His mastery of subtle humor and witty dialogue deepens by focusing on Jake's
two-act struggle to forgive his family, trust others, and truly love those closest
to him. A wife, a daughter, a sister, a girlfriend, a psychologist, and the ghost of a
former love fight to show the man they care for it's all right to feel. The problem?
Jake's years of dishonesty and shattered relationships have crippled his perception
of reality. We see a man lost in the most terrifying place a writer could imagine:
his own mind.
While this might not be the most widely known work in the Simon canon, the play
certainly attests to his artistic brilliance.
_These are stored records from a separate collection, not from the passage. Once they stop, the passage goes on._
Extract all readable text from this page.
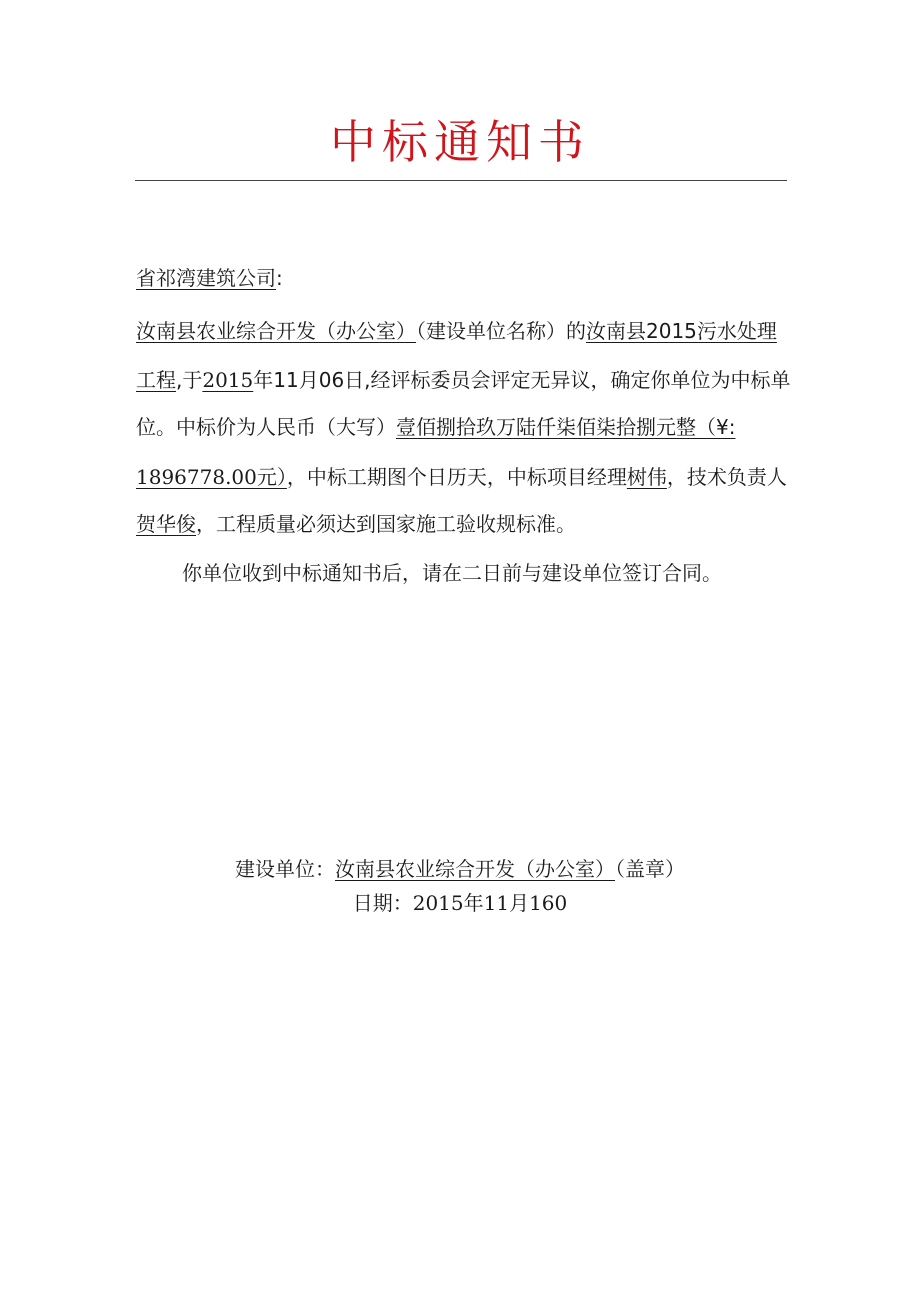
中标通知书
省祁湾建筑公司:
汝南县农业综合开发（办公室）（建设单位名称）的汝南县2015污水处理
工程,于2015年11月06日,经评标委员会评定无异议，确定你单位为中标单
位。中标价为人民币（大写）壹佰捌拾玖万陆仟柒佰柒拾捌元整（¥:
1896778.00元），中标工期图个日历天，中标项目经理树伟，技术负责人
贺华俊，工程质量必须达到国家施工验收规标准。
你单位收到中标通知书后，请在二日前与建设单位签订合同。
建设单位：汝南县农业综合开发（办公室）（盖章）
日期：2015年11月160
Jake's Women may not have the physical,
slapstick comedy seen in The Odd Couple (1965) and California Suite (1976) for
example, but it does provide a personal character study capable of entertaining
an audience with humor one moment while accentuating the magnetism of a
well-crafted relationship the next. What else can we expect from a man with
three Tony Awards, a Golden Globe, and a Pulitzer Prize?
Who is real in this New York City loft? What does it take to love while on the brink
of insanity? Can a self-centered, narcissistic writer learn to sacrifice the protection
of isolation for the strength of commitment? Director Earl Weaver and his cast try
to answer those questions in their interpretation of Jake's Women. Enjoy.